While the analogy between neural network models and the brain has been well validated (Bashivan et al., 2019) , the extent of this correspondence across multiple levels (Marr & Poggio, 1976) has been taken for granted. This assumed correspondence could be attributed to methodological limitations of evaluating such models simultaneously across all levels. Jonas & Kording (2017) investigated the robustness of standard analysis techniques in neuroscience with a microprocessor as a ground-truth model to determine the boundaries of what conclusions could be drawn about a known system. The presumption of correspondence could also be attributed to underappreciated variability from model hyperparameters (Schaeffer et al., 2022) . In a similar spirit to Jonas & Kording (2017); Lazebnik (2002), we evaluate system identification on a known ground-truth model to establish the boundaries of what architectural motifs can be reliably uncovered. We perform our analysis under favorable experimental conditions to establish an upper bound.
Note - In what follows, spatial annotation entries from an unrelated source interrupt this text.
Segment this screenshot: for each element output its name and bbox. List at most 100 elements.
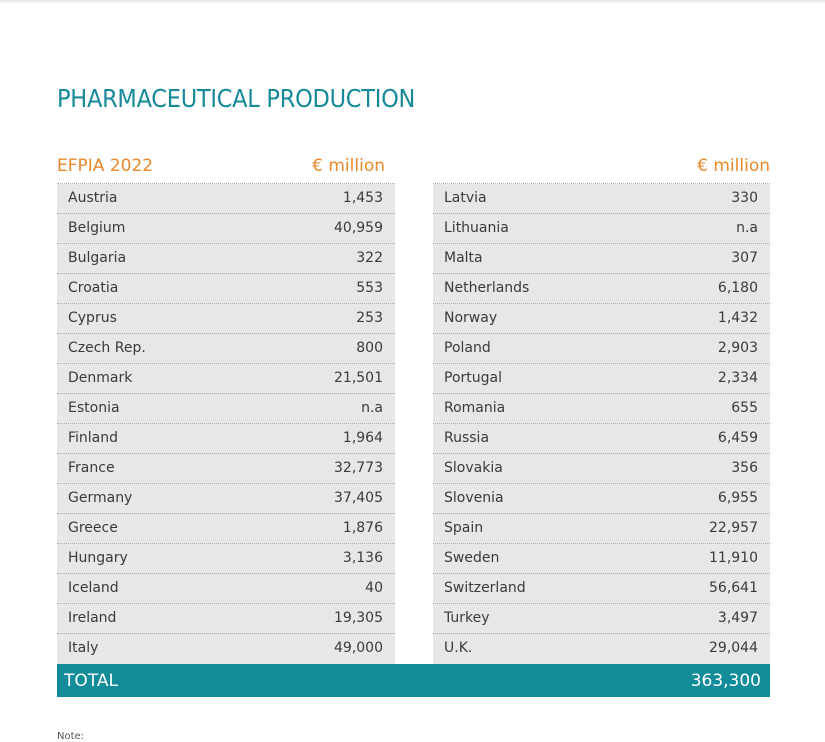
country: Bulgaria xyxy=(68,250,127,266)
table-row: Ireland 19,305 xyxy=(57,604,395,634)
title: PHARMACEUTICAL PRODUCTION xyxy=(57,84,416,113)
country: Iceland xyxy=(68,580,119,596)
value: 253 xyxy=(356,310,383,326)
table-row: Sweden 11,910 xyxy=(433,544,770,574)
table-row: Croatia 553 xyxy=(57,274,395,304)
country: Austria xyxy=(68,190,118,206)
country: Sweden xyxy=(444,550,500,566)
table-row: Romania 655 xyxy=(433,394,770,424)
country: Denmark xyxy=(68,370,133,386)
table-row: Cyprus 253 xyxy=(57,304,395,334)
table-row: Greece 1,876 xyxy=(57,514,395,544)
value: 322 xyxy=(356,250,383,266)
table-row: Netherlands 6,180 xyxy=(433,274,770,304)
country: Belgium xyxy=(68,220,126,236)
table-row: Russia 6,459 xyxy=(433,424,770,454)
country: Norway xyxy=(444,310,498,326)
total-row: TOTAL 363,300 xyxy=(57,664,770,697)
table-row: Slovakia 356 xyxy=(433,454,770,484)
table-row: Austria 1,453 xyxy=(57,184,395,214)
table-row: Latvia 330 xyxy=(433,184,770,214)
table-row: Norway 1,432 xyxy=(433,304,770,334)
country: Latvia xyxy=(444,190,487,206)
value: 655 xyxy=(731,400,758,416)
value: 3,497 xyxy=(717,610,758,626)
top-shade xyxy=(0,0,825,4)
header-unit: € million xyxy=(697,156,770,176)
table-row: Estonia n.a xyxy=(57,394,395,424)
header-label: EFPIA 2022 xyxy=(57,156,154,176)
country: Croatia xyxy=(68,280,119,296)
table-row: Bulgaria 322 xyxy=(57,244,395,274)
value: 1,453 xyxy=(342,190,383,206)
value: 32,773 xyxy=(334,460,383,476)
country: Italy xyxy=(68,640,99,656)
country: Spain xyxy=(444,520,484,536)
country: Czech Rep. xyxy=(68,340,146,356)
country: Hungary xyxy=(68,550,128,566)
country: Malta xyxy=(444,250,483,266)
country: Slovakia xyxy=(444,460,503,476)
table-row: U.K. 29,044 xyxy=(433,634,770,664)
country: Germany xyxy=(68,490,133,506)
value: 21,501 xyxy=(334,370,383,386)
value: 40 xyxy=(365,580,383,596)
table-row: Spain 22,957 xyxy=(433,514,770,544)
table-row: Poland 2,903 xyxy=(433,334,770,364)
value: 56,641 xyxy=(709,580,758,596)
value: 29,044 xyxy=(709,640,758,656)
value: 22,957 xyxy=(709,520,758,536)
table-row: Switzerland 56,641 xyxy=(433,574,770,604)
value: 307 xyxy=(731,250,758,266)
value: 49,000 xyxy=(334,640,383,656)
country: Netherlands xyxy=(444,280,530,296)
header-rule xyxy=(433,183,770,184)
value: 6,459 xyxy=(717,430,758,446)
value: 553 xyxy=(356,280,383,296)
table-row: Hungary 3,136 xyxy=(57,544,395,574)
table-right: Latvia 330 Lithuania n.a Malta 307 Netherlands… xyxy=(433,184,770,664)
header-rule xyxy=(57,183,395,184)
value: n.a xyxy=(736,220,758,236)
country: Greece xyxy=(68,520,118,536)
country: Cyprus xyxy=(68,310,117,326)
value: 1,876 xyxy=(342,520,383,536)
table-row: Czech Rep. 800 xyxy=(57,334,395,364)
country: U.K. xyxy=(444,640,473,656)
country: Lithuania xyxy=(444,220,509,236)
value: 3,136 xyxy=(342,550,383,566)
country: Portugal xyxy=(444,370,502,386)
value: 2,334 xyxy=(717,370,758,386)
table-row: Portugal 2,334 xyxy=(433,364,770,394)
value: 37,405 xyxy=(334,490,383,506)
value: 40,959 xyxy=(334,220,383,236)
value: n.a xyxy=(361,400,383,416)
table-row: Germany 37,405 xyxy=(57,484,395,514)
table-row: Finland 1,964 xyxy=(57,424,395,454)
table-row: France 32,773 xyxy=(57,454,395,484)
table-row: Iceland 40 xyxy=(57,574,395,604)
value: 1,432 xyxy=(717,310,758,326)
value: 2,903 xyxy=(717,340,758,356)
country: Russia xyxy=(444,430,490,446)
value: 356 xyxy=(731,460,758,476)
total-label: TOTAL xyxy=(64,671,118,691)
table-row: Malta 307 xyxy=(433,244,770,274)
country: Turkey xyxy=(444,610,490,626)
value: 19,305 xyxy=(334,610,383,626)
country: Ireland xyxy=(68,610,117,626)
table-left: Austria 1,453 Belgium 40,959 Bulgaria 322 Croa… xyxy=(57,184,395,664)
note: Note: xyxy=(57,731,85,742)
header-unit: € million xyxy=(312,156,385,176)
country: Switzerland xyxy=(444,580,526,596)
country: Finland xyxy=(68,430,119,446)
table-row: Italy 49,000 xyxy=(57,634,395,664)
country: France xyxy=(68,460,115,476)
value: 1,964 xyxy=(342,430,383,446)
value: 6,180 xyxy=(717,280,758,296)
country: Estonia xyxy=(68,400,120,416)
table-row: Lithuania n.a xyxy=(433,214,770,244)
table-row: Turkey 3,497 xyxy=(433,604,770,634)
value: 800 xyxy=(356,340,383,356)
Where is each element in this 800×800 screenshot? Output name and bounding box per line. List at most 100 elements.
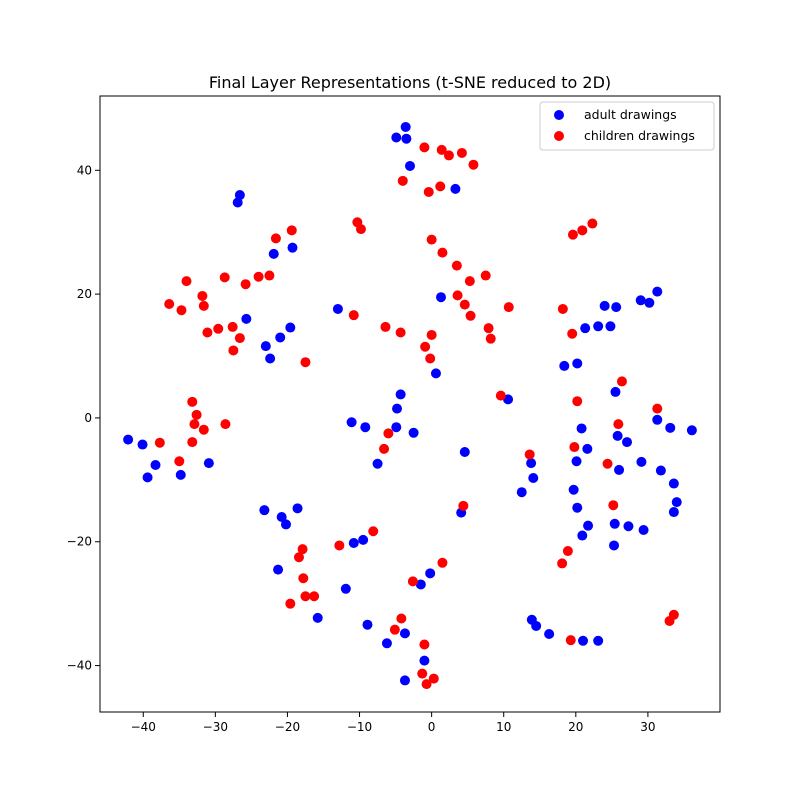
scatter-point — [227, 321, 238, 332]
scatter-point — [524, 449, 535, 460]
scatter-point — [300, 357, 311, 368]
scatter-point — [198, 424, 209, 435]
scatter-point — [572, 396, 583, 407]
scatter-point — [443, 150, 454, 161]
scatter-point — [652, 403, 663, 414]
scatter-point — [309, 591, 320, 602]
scatter-point — [379, 443, 390, 454]
scatter-point — [275, 332, 286, 343]
scatter-point — [611, 302, 622, 313]
scatter-point — [614, 464, 625, 475]
scatter-point — [260, 341, 271, 352]
scatter-point — [426, 329, 437, 340]
scatter-point — [562, 546, 573, 557]
scatter-point — [480, 270, 491, 281]
scatter-point — [668, 507, 679, 518]
scatter-point — [652, 414, 663, 425]
scatter-point — [420, 341, 431, 352]
scatter-point — [419, 639, 430, 650]
scatter-point — [644, 297, 655, 308]
scatter-point — [123, 434, 134, 445]
scatter-point — [608, 500, 619, 511]
scatter-point — [358, 534, 369, 545]
scatter-point — [465, 310, 476, 321]
legend-label-adult: adult drawings — [584, 107, 677, 122]
scatter-point — [293, 552, 304, 563]
scatter-point — [355, 224, 366, 235]
scatter-point — [399, 628, 410, 639]
scatter-point — [436, 144, 447, 155]
scatter-point — [164, 299, 175, 310]
scatter-point — [665, 422, 676, 433]
scatter-point — [567, 229, 578, 240]
y-tick-label: 0 — [84, 411, 92, 425]
scatter-point — [408, 427, 419, 438]
scatter-point — [259, 505, 270, 516]
scatter-point — [468, 159, 479, 170]
legend-marker-adult — [554, 110, 564, 120]
scatter-point — [577, 225, 588, 236]
scatter-point — [655, 465, 666, 476]
y-tick-label: −40 — [67, 659, 92, 673]
scatter-point — [452, 290, 463, 301]
scatter-point — [389, 624, 400, 635]
scatter-point — [348, 310, 359, 321]
scatter-point — [613, 419, 624, 430]
series-adult-drawings — [123, 121, 697, 686]
scatter-point — [436, 292, 446, 303]
scatter-point — [391, 422, 402, 433]
scatter-point — [383, 428, 394, 439]
scatter-point — [430, 368, 441, 379]
scatter-point — [334, 540, 345, 551]
scatter-point — [197, 290, 208, 301]
scatter-point — [395, 327, 406, 338]
scatter-point — [381, 638, 392, 649]
scatter-point — [407, 576, 418, 587]
scatter-point — [198, 300, 209, 311]
scatter-point — [652, 286, 663, 297]
scatter-point — [569, 442, 580, 453]
scatter-point — [399, 675, 410, 686]
scatter-point — [287, 242, 298, 253]
scatter-point — [565, 635, 576, 646]
x-tick-label: 30 — [640, 720, 655, 734]
scatter-point — [191, 409, 202, 420]
scatter-point — [428, 673, 439, 684]
scatter-point — [340, 583, 351, 594]
scatter-point — [219, 272, 230, 283]
legend-box — [539, 101, 715, 151]
y-axis: −40 −20 0 20 40 — [67, 163, 100, 673]
scatter-point — [437, 247, 448, 258]
x-tick-label: 10 — [496, 720, 511, 734]
scatter-point — [531, 620, 542, 631]
scatter-point — [609, 518, 620, 529]
scatter-point — [612, 430, 623, 441]
scatter-point — [544, 628, 555, 639]
scatter-point — [297, 544, 308, 555]
scatter-point — [392, 403, 403, 414]
scatter-point — [150, 459, 161, 470]
scatter-point — [176, 305, 187, 316]
scatter-point — [419, 142, 430, 153]
scatter-point — [451, 260, 462, 271]
scatter-point — [362, 619, 373, 630]
scatter-point — [450, 183, 461, 194]
scatter-point — [213, 323, 224, 334]
scatter-point — [638, 524, 649, 535]
scatter-point — [395, 389, 406, 400]
scatter-point — [348, 537, 359, 548]
scatter-point — [419, 655, 430, 666]
scatter-point — [435, 181, 446, 192]
legend-marker-children — [554, 131, 564, 141]
scatter-point — [187, 396, 198, 407]
scatter-point — [572, 502, 583, 513]
scatter-point — [587, 218, 598, 229]
scatter-point — [559, 360, 570, 371]
scatter-point — [268, 248, 279, 259]
scatter-point — [421, 679, 432, 690]
scatter-point — [264, 270, 275, 281]
scatter-point — [578, 635, 589, 646]
scatter-point — [610, 386, 621, 397]
y-tick-label: −20 — [67, 535, 92, 549]
scatter-point — [577, 530, 588, 541]
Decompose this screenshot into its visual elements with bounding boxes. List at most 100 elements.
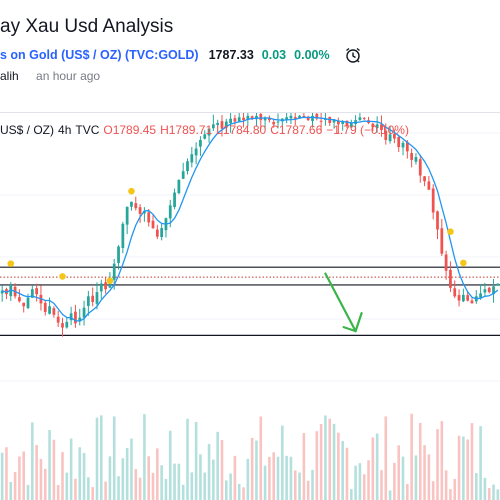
legend-change: −1.79 (−0.10%) — [326, 123, 409, 137]
candle-body — [99, 283, 103, 292]
candlestick-chart[interactable] — [0, 113, 500, 500]
chart-legend: US$ / OZ) 4h TVC O1789.45 H1789.71 L1784… — [0, 123, 409, 137]
volume-bar — [91, 487, 94, 500]
volume-bar — [436, 429, 439, 500]
volume-bar — [332, 423, 336, 500]
candle-body — [168, 205, 172, 219]
volume-bar — [487, 488, 491, 500]
volume-bar — [418, 422, 422, 500]
signal-dot — [106, 277, 114, 284]
candle-body — [0, 290, 4, 294]
candle-body — [418, 159, 422, 176]
candle-body — [479, 293, 482, 298]
candle-body — [427, 181, 431, 190]
candle-body — [306, 116, 310, 121]
volume-bar — [289, 456, 293, 500]
candle-body — [224, 121, 228, 128]
volume-bar — [48, 430, 51, 500]
volume-bar — [293, 470, 297, 500]
volume-bar — [5, 447, 8, 500]
candle-body — [203, 134, 207, 139]
candle-body — [130, 201, 133, 207]
legend-interval: 4h — [58, 123, 72, 137]
volume-bar — [440, 421, 444, 500]
candle-body — [237, 117, 241, 122]
candle-body — [345, 120, 349, 126]
volume-bar — [181, 484, 185, 500]
candle-body — [246, 115, 250, 120]
candle-body — [95, 292, 99, 304]
volume-bar — [190, 472, 194, 500]
candle-body — [397, 137, 401, 148]
candle-body — [384, 130, 388, 140]
volume-bar — [100, 415, 103, 500]
price-change-percent: 0.00% — [294, 48, 330, 62]
candle-body — [401, 142, 405, 148]
chart-area[interactable]: US$ / OZ) 4h TVC O1789.45 H1789.71 L1784… — [0, 112, 500, 500]
volume-bar — [466, 439, 469, 500]
volume-bar — [22, 451, 25, 500]
candle-body — [242, 117, 245, 121]
candle-body — [43, 302, 47, 312]
signal-dot — [460, 259, 467, 267]
volume-bar — [384, 416, 388, 500]
candle-body — [453, 288, 457, 297]
volume-bar — [229, 473, 232, 500]
volume-bar — [138, 477, 142, 500]
candle-body — [56, 316, 60, 323]
candle-body — [272, 122, 276, 125]
volume-bar — [358, 463, 362, 500]
alarm-clock-icon[interactable] — [344, 46, 362, 64]
volume-bar — [56, 485, 60, 500]
candle-body — [147, 212, 151, 223]
candle-body — [259, 114, 263, 121]
candle-body — [341, 121, 345, 124]
candle-body — [289, 115, 293, 119]
volume-bar — [82, 452, 86, 500]
candle-body — [220, 121, 224, 129]
candle-body — [414, 157, 418, 162]
volume-bar — [18, 456, 21, 500]
volume-bar — [492, 484, 495, 500]
volume-bar — [302, 433, 306, 500]
volume-bar — [393, 462, 396, 500]
volume-bar — [354, 465, 357, 500]
volume-bar — [199, 454, 202, 500]
candle-body — [91, 295, 95, 302]
symbol-link[interactable]: s on Gold (US$ / OZ) (TVC:GOLD) — [0, 48, 199, 62]
volume-bar — [475, 473, 478, 500]
volume-bar — [281, 425, 284, 500]
candle-body — [302, 115, 306, 118]
volume-bar — [87, 477, 90, 500]
candle-body — [82, 307, 86, 318]
volume-bar — [496, 489, 500, 500]
volume-bar — [328, 418, 332, 500]
volume-bar — [427, 454, 431, 500]
volume-bar — [268, 456, 271, 500]
candle-body — [388, 134, 392, 142]
candle-body — [104, 282, 107, 290]
volume-bar — [160, 465, 163, 500]
candle-body — [61, 323, 64, 328]
volume-bar — [147, 456, 150, 500]
candle-body — [207, 128, 211, 136]
volume-bar — [78, 447, 82, 500]
volume-bar — [462, 436, 465, 500]
volume-bar — [112, 416, 116, 500]
author-name[interactable]: alih — [0, 69, 19, 83]
volume-bar — [246, 458, 250, 500]
volume-bar — [272, 452, 275, 500]
candle-body — [186, 161, 189, 172]
volume-bar — [306, 480, 310, 500]
candle-body — [48, 306, 51, 314]
candle-body — [444, 254, 448, 271]
candle-body — [410, 153, 414, 160]
volume-bar — [143, 414, 146, 500]
candle-body — [496, 283, 500, 286]
volume-bar — [285, 455, 288, 500]
candle-body — [276, 121, 280, 123]
signal-dot — [128, 187, 135, 195]
candle-body — [173, 192, 176, 208]
volume-bar — [470, 423, 474, 500]
candle-body — [143, 211, 146, 214]
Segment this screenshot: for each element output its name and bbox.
As modern neural network models have grown more prominent in unison with the corresponding resources to train these models, pre-trained reference models have become more widely available in research (Wightman, 2019) . Consequently, the need to compare these references along different metrics has followed suit. Kornblith et al. (2019); Morcos et al. (2018) explored using different similarity measures between the layers of artificial neural network models. Kornblith et al. (2019) propose various properties a similarity measure should be invariant such as orthogonal transformations and isotropic scaling while not invariant to invertible linear transformations. Kornblith et al. (2019) found centered kernel alignment (CKA), a method very similar to Representation Similarity Analysis (Kriegeskorte et al., 2008) , to best satisfy these requirements. Ding et al. ( 2021) explored the sensitivity of methods like canonical correlation analysis, CKA, and orthogonal procrustes distance to changes in factors that do not impact the functional behavior of neural network models.

3. BACKGROUND AND METHODS

The two predominant approaches to evaluating computational models of the brain are using metrics based on linear encoding analysis for neural predictivity and population-level representation similarity. The first measures how well a model can predict the activations of individual units, whereas the second metric measures how correlated the variance of internal representations is. We study the following neural predictivity scores consistent with the typical approaches: Linear Regression and Centered Kernel Alignment (CKA).